Con lungimiranza, la satira investe i governanti che tagliano i fondi per l’istruzione, come nelle strofette: Per il primo congresso dei dotti tenuto a Pisa nel 1839, che portano alla ribalta il duca di Modena, Francesco IV: «Dal mio Stato felicissimo | (che per grazia dell’Altissimo | serbo nelle tenebre) || imporrò con un decreto | che chi puzza d’alfabeto | torni indietro subito: || e proseguano il vïaggio, | purché paghino il pedaggio, | solamente gli asini». Gli strali colpiscono, come nel poemetto Il sortilegio, i processi interminabili di una giustizia lenta e strumentale. Ancora più acuminata la denuncia dei servizi deviati intesi a oscuri maneggi orchestrati nei palazzi di governo, come nelle Istruzioni a un emissario, dove si riferiscono le direttive impartite a un agente provocatore incaricato di destabilizzare la vita politica: «censurate il governo; predicate | che la pace le leggi le riforme | son bagattelle per chetar gli sciocchi | e per dar della polvere negli occhi. || […] Ci siamo intesi: lavorate; e poi, | se ci incastra una guerra, buon per voi». Si parla tanto di pace, ma si cerca la guerra, voluta dal mercantilismo internazionale e dall’aggressività dei grandi interessi finanziari, come in La guerra: «La spada è un’arme stanca, | scanna meglio la banca. || […] | Pace a tutta la terra; | a chi non compra, guerra!».
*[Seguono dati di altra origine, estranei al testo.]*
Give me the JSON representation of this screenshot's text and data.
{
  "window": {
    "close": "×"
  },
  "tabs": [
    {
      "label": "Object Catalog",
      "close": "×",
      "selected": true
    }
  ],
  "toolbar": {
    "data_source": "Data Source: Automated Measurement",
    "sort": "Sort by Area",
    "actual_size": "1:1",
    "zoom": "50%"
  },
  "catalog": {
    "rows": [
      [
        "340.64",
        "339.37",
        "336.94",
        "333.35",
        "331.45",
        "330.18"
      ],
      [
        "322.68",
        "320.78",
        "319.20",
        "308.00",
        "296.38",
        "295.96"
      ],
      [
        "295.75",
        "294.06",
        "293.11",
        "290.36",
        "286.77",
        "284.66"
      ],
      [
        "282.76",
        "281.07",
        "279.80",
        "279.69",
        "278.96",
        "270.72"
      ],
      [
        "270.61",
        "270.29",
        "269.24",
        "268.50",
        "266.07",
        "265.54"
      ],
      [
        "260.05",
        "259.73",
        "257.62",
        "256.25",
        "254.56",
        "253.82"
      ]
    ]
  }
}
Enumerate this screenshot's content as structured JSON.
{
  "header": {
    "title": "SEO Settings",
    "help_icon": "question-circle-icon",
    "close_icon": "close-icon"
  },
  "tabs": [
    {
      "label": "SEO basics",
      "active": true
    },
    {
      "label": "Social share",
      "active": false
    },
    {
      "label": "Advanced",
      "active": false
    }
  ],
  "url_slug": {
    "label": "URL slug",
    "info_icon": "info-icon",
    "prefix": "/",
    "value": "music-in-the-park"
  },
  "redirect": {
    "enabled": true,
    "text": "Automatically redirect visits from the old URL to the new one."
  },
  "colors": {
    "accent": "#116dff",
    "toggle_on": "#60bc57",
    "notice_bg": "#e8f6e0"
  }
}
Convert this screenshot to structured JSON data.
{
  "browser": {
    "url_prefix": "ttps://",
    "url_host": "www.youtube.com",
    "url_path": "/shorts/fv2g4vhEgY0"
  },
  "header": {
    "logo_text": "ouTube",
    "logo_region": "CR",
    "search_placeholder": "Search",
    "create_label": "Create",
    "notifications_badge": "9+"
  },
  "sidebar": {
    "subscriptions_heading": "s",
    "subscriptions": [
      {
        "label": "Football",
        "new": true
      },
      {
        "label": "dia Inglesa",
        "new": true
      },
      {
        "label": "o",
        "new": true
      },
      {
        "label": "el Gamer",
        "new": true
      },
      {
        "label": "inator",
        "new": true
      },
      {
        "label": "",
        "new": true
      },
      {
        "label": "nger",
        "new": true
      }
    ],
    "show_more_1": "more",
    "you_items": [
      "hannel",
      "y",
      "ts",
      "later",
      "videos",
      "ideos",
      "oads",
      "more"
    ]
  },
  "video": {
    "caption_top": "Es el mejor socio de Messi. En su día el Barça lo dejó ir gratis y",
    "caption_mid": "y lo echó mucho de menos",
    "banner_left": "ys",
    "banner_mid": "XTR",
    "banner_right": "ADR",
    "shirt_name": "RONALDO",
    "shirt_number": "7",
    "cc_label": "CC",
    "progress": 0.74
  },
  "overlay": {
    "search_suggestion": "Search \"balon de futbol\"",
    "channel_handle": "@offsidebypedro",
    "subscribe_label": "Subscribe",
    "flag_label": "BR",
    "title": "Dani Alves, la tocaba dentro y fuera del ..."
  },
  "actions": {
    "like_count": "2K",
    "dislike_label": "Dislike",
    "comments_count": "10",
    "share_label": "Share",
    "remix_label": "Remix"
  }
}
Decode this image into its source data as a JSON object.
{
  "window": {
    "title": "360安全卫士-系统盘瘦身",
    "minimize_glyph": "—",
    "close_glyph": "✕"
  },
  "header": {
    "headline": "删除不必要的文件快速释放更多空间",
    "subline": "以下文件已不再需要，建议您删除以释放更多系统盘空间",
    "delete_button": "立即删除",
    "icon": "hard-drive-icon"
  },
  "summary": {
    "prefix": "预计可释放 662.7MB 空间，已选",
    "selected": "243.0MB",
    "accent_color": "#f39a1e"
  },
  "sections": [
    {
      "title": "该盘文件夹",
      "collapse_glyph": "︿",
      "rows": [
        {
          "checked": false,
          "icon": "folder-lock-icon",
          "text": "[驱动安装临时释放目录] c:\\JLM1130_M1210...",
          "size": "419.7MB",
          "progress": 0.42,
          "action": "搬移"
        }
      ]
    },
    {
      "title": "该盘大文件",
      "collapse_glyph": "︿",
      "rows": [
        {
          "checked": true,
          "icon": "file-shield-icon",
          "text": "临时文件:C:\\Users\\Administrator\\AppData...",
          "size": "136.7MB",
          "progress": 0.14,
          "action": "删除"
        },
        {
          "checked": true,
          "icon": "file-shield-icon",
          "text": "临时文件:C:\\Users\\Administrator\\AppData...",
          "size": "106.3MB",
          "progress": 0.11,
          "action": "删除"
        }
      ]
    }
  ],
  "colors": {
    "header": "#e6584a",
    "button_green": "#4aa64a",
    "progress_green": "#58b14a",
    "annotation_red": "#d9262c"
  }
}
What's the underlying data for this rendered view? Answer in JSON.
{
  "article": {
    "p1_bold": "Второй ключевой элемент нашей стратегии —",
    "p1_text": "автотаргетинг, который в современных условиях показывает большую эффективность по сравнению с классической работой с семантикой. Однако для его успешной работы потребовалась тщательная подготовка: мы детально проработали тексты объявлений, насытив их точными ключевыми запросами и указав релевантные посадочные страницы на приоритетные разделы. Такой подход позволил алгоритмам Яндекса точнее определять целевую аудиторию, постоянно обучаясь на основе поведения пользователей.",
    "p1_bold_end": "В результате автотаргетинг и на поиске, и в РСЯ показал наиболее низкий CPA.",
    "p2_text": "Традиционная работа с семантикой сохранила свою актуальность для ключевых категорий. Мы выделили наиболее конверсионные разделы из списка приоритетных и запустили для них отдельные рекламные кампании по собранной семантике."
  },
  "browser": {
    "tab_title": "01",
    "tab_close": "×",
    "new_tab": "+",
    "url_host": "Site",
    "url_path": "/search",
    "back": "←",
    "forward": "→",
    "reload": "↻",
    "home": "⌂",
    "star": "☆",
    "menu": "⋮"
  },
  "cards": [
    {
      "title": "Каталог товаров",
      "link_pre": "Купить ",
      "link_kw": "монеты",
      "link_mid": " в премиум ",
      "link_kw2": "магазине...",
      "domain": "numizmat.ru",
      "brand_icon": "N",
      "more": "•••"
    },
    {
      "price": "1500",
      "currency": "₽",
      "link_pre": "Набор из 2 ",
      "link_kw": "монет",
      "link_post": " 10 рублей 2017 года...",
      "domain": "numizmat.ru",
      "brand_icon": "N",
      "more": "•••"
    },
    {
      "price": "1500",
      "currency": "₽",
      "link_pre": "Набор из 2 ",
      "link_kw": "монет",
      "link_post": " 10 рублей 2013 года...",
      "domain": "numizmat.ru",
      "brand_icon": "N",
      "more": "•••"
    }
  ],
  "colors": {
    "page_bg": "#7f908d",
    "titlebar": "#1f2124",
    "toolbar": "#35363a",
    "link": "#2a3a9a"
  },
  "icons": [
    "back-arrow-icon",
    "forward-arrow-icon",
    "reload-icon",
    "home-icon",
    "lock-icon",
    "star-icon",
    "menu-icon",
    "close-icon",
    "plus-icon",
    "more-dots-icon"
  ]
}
Il poeta che ha tenuto fisso l’occhio nel pantano ha cercato sempre di tutelare il dono sacro dell’amicizia, come il valore profondo della tolleranza e della fratellanza tra i popoli, tanto che nel tumulto delle battaglie risorgimentali ha trovato il coraggio di difendere l’umanità anche dei nemici, come nel celebre Sant’Ambrogio, contro l’odio tra nazioni alimentato da sovrani malefici «E quest’odio […] / giova a chi regna dividendo, e teme / popoli avversi affratellati insieme» (vv. 65-68). Umorismo amaro, anche nei riguardi di sé stesso. Dopo un’esistenza angustiata dalla malattia, scrive al caro amico Matteo Trenta, da casa Capponi, tre mesi prima di morire: «In sette anni di patimenti continui [per la tisi] avevo imparato a fare a meno della giovinezza; ora sono qui che imparo a fare a meno della salute; vedi che è un buon avviamento a fare a meno della vita».